Supplementary Figure 11: Pharmacological inhibition of PDHA1 arrests mouse and human prostate tumors. | Nature Genetics

Supplementary Figure 11: Pharmacological inhibition of PDHA1 arrests mouse and human prostate tumors.

From: Compartmentalized activities of the pyruvate dehydrogenase complex sustain lipogenesis in prostate cancer

Supplementary Figure 11

(a) Integrating enrichment analysis and pathway topology analysis of metabolic pathways in prostate tumours from Ptenpc-/- mice at age of 8 weeks treated with or without 3-FP for one month (n = 3, independent prostate samples). (b-e) Quantification of confocal microscopy for lipid droplets (Lipidtox; red) by lipid droplet counts per cell (b), average lipid droplets fluorescence (a.u) (c), lipid droplet counts per mm2 (d), average lipid droplets area in µm2 (e) in wild type and Ptenpc-/- prostate tissues from 8 weeks old male mice treated with 3-FP or vehicle for one month (n = 3, independent prostate samples, 5 fields). (f,g) Relative cell number quantification by crystal violet staining (f) and PDC activity measurements (g) in indicated prostate cancer cell lines treated with 3-fluoropyruvic acid (3-FP) at the indicated concentration for 6 days (n = 3, independent cell cultures). (h-j) Evaluation of tumour formation and quantification of the percentage of Ki-67 positive cells in xenotransplantation experiment in LNCaP (h), 22Rv1 (i) and PC3 (j) cells treated with 3-FP or vehicle for two months (n = 6, independent tumour samples, 5 fields and scale bar represents 50 µm). (k) Schematic representation of the role of mitochondrial and nuclear PDH complex functions in regulating glucose influx of TCA cycle and controlling the diversion of TCA cycle intermediates (or glutamine derived anaplerosis pathway) into lipogenesis. (l) Metabolic landscape describing the functional relevance of PDC complex in regulating non-canonical tumour metabolism.

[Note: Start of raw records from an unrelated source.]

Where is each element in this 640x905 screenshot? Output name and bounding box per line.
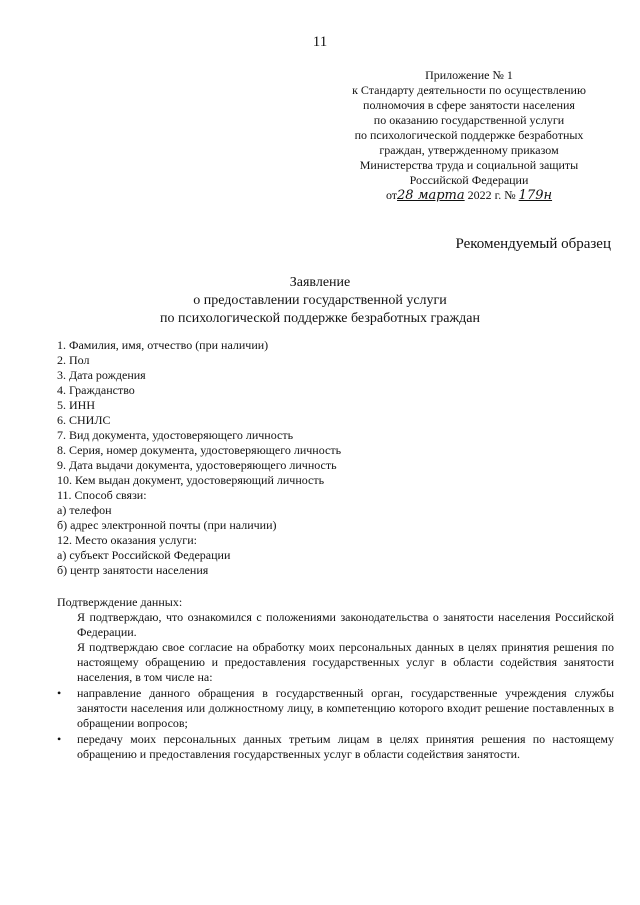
field-item: 9. Дата выдачи документа, удостоверяющего личность [57,458,337,472]
consent-bullet-list [57,686,614,762]
appendix-line: полномочия в сфере занятости населения [363,98,575,112]
field-item: б) адрес электронной почты (при наличии) [57,518,277,532]
field-item: 7. Вид документа, удостоверяющего личность [57,428,294,442]
title-line: по психологической поддержке безработных граждан [160,311,480,326]
handwritten-date: 28 марта [397,188,465,203]
bullet-text: направление данного обращения в государственный орган, государственные учреждения службы занятости населения или должностному лицу, в компетенцию которого входит решение поставленных в обращении вопросов; [77,686,614,731]
appendix-line: Приложение № 1 [425,68,513,82]
field-item: 5. ИНН [57,398,95,412]
confirmation-paragraph-2: Я подтверждаю свое согласие на обработку моих персональных данных в целях принятия решения по настоящему обращению и предоставления государственных услуг в области содействия занятости населения, в том числе на: [77,640,614,685]
appendix-line: по психологической поддержке безработных [354,128,584,142]
appendix-header [338,68,600,203]
appendix-line: Российской Федерации [409,173,529,187]
title-line: о предоставлении государственной услуги [193,293,447,308]
date-year: 2022 г. № [467,188,516,202]
field-item: 11. Способ связи: [57,488,147,502]
document-title [0,274,640,328]
field-item: 8. Серия, номер документа, удостоверяющего личность [57,443,342,457]
field-item: 2. Пол [57,353,90,367]
appendix-line: к Стандарту деятельности по осуществлению [352,83,586,97]
field-item: 4. Гражданство [57,383,135,397]
date-prefix: от [385,188,398,202]
order-date-line [338,188,600,203]
handwritten-order-number: 179н [518,188,553,203]
field-item: 1. Фамилия, имя, отчество (при наличии) [57,338,269,352]
bullet-icon: • [57,686,62,700]
field-item: 3. Дата рождения [57,368,146,382]
title-line: Заявление [289,275,351,290]
consent-bullet-item [57,686,614,732]
appendix-line: граждан, утвержденному приказом [379,143,559,157]
appendix-line: по оказанию государственной услуги [373,113,565,127]
field-item: 6. СНИЛС [57,413,111,427]
page-number: 11 [312,34,328,50]
application-fields-list [57,338,341,578]
field-item: б) центр занятости населения [57,563,209,577]
field-item: а) субъект Российской Федерации [57,548,231,562]
bullet-icon: • [57,731,62,746]
consent-bullet-item [57,732,614,762]
appendix-line: Министерства труда и социальной защиты [359,158,579,172]
field-item: 10. Кем выдан документ, удостоверяющий личность [57,473,325,487]
bullet-text: передачу моих персональных данных третьим лицам в целях принятия решения по настоящему обращению и предоставления государственных услуг в области содействия занятости. [77,731,614,761]
confirmation-heading: Подтверждение данных: [57,595,183,609]
field-item: а) телефон [57,503,112,517]
confirmation-paragraph-1: Я подтверждаю, что ознакомился с положениями законодательства о занятости населения Российской Федерации. [77,610,614,640]
recommended-sample-label: Рекомендуемый образец [455,236,611,252]
field-item: 12. Место оказания услуги: [57,533,197,547]
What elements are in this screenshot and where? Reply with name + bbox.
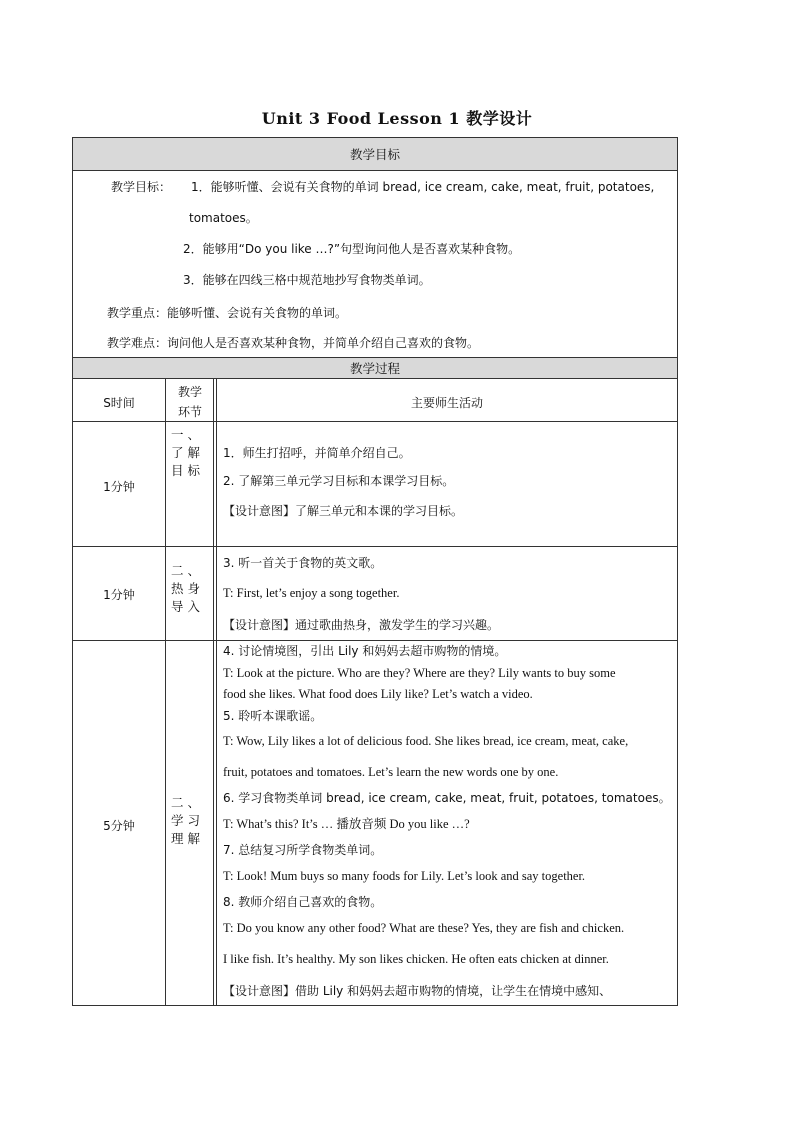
row1-stage-line2: 了 解	[171, 445, 200, 460]
row3-line10: T: Look! Mum buys so many foods for Lily. Let’s look and say together.	[223, 869, 586, 883]
row3-line8: T: What’s this? It’s … 播放音频 Do you like …?	[223, 817, 470, 831]
difficulty-point: 教学难点：询问他人是否喜欢某种食物，并简单介绍自己喜欢的食物。	[107, 336, 480, 350]
objectives-label: 教学目标：	[111, 180, 172, 194]
row1-design-intent: 【设计意图】了解三单元和本课的学习目标。	[223, 504, 464, 518]
objective-item-3: 3．能够在四线三格中规范地抄写食物类单词。	[183, 273, 431, 287]
row2-design-intent: 【设计意图】通过歌曲热身，激发学生的学习兴趣。	[223, 618, 500, 632]
objective-item-1-cont: tomatoes。	[189, 211, 258, 225]
row3-line13: I like fish. It’s healthy. My son likes chicken. He often eats chicken at dinner.	[223, 952, 609, 966]
row1-stage	[171, 426, 207, 480]
row3-stage	[171, 794, 207, 848]
objective-item-1: 1．能够听懂、会说有关食物的单词 bread, ice cream, cake, meat, fruit, potatoes,	[191, 180, 655, 194]
row3-line2: T: Look at the picture. Who are they? Where are they? Lily wants to buy some	[223, 666, 616, 680]
row3-stage-line1: 二 、	[171, 795, 200, 810]
row3-time: 5分钟	[103, 819, 135, 833]
col-header-stage-1: 教学	[177, 385, 202, 399]
col-divider-2b	[216, 379, 217, 1005]
row2-line2: T: First, let’s enjoy a song together.	[223, 586, 400, 600]
row3-stage-line2: 学 习	[171, 813, 200, 828]
row2-stage-line1: 二 、	[171, 563, 200, 578]
row3-line6: fruit, potatoes and tomatoes. Let’s learn the new words one by one.	[223, 765, 559, 779]
row1-line1: 1．师生打招呼，并简单介绍自己。	[223, 446, 411, 460]
key-point: 教学重点：能够听懂、会说有关食物的单词。	[107, 306, 348, 320]
row3-design-intent: 【设计意图】借助 Lily 和妈妈去超市购物的情境，让学生在情境中感知、	[223, 984, 612, 998]
row-divider-1	[73, 546, 677, 547]
document-title: Unit 3 Food Lesson 1 教学设计	[261, 109, 533, 128]
row3-line5: T: Wow, Lily likes a lot of delicious food. She likes bread, ice cream, meat, cake,	[223, 734, 629, 748]
row3-stage-line3: 理 解	[171, 831, 200, 846]
row3-line4: 5. 聆听本课歌谣。	[223, 709, 323, 723]
row-divider-2	[73, 640, 677, 641]
row1-stage-line3: 目 标	[171, 463, 200, 478]
row1-time: 1分钟	[103, 480, 135, 494]
row3-line7: 6. 学习食物类单词 bread, ice cream, cake, meat, fruit, potatoes, tomatoes。	[223, 791, 671, 805]
row2-stage-line3: 导 入	[171, 599, 200, 614]
row2-time: 1分钟	[103, 588, 135, 602]
col-divider-1	[165, 379, 166, 1005]
row1-stage-line1: 一 、	[171, 427, 200, 442]
col-header-time: S时间	[103, 396, 135, 410]
row2-stage-line2: 热 身	[171, 581, 200, 596]
process-header: 教学过程	[73, 357, 677, 379]
row2-line1: 3. 听一首关于食物的英文歌。	[223, 556, 383, 570]
col-header-activity: 主要师生活动	[410, 396, 483, 410]
col-divider-2	[213, 379, 214, 1005]
row3-line9: 7. 总结复习所学食物类单词。	[223, 843, 383, 857]
row3-line12: T: Do you know any other food? What are these? Yes, they are fish and chicken.	[223, 921, 625, 935]
objective-item-2: 2．能够用“Do you like …?”句型询问他人是否喜欢某种食物。	[183, 242, 521, 256]
row3-line11: 8. 教师介绍自己喜欢的食物。	[223, 895, 383, 909]
col-header-stage-2: 环节	[177, 405, 202, 419]
row2-stage	[171, 562, 207, 616]
row3-line1: 4. 讨论情境图，引出 Lily 和妈妈去超市购物的情境。	[223, 644, 507, 658]
objectives-header: 教学目标	[73, 138, 677, 171]
row3-line3: food she likes. What food does Lily like? Let’s watch a video.	[223, 687, 533, 701]
lesson-plan-table	[72, 137, 678, 1006]
row1-line2: 2. 了解第三单元学习目标和本课学习目标。	[223, 474, 455, 488]
row-divider-header	[73, 421, 677, 422]
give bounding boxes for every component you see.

Contrast to classic ‘Warburg effect' where cancers rely predominantly on glycolysis and catabolic TCA cycle gets restrained, tumours could achieve another ‘anabolism oriented' reprogramming/axis by upregulating PDC and promoting PDC nuclear translocation. Nuclear PDC controls the transitory process in TCA cycle by allowing the short-lived entry and exit of carbon pool in mitochondria to fuel citrate synthesis and lipogenesis. Taking advantage of this diversion caused by nuclear PDC, the tumour cells reduce carbon consumption in TCA cycle thereby benefiting proliferation. PDC inactivation arrests nuclear PDC active cancers by abrogating both glucose influx and potential anaplerosis pathways from reductive carboxylation and glutaminolysis. The blue represents the pathways controlled by PDC. Error bars indicate s.e.m. **P < 0.01; ***P < 0.001. n.s, not significant.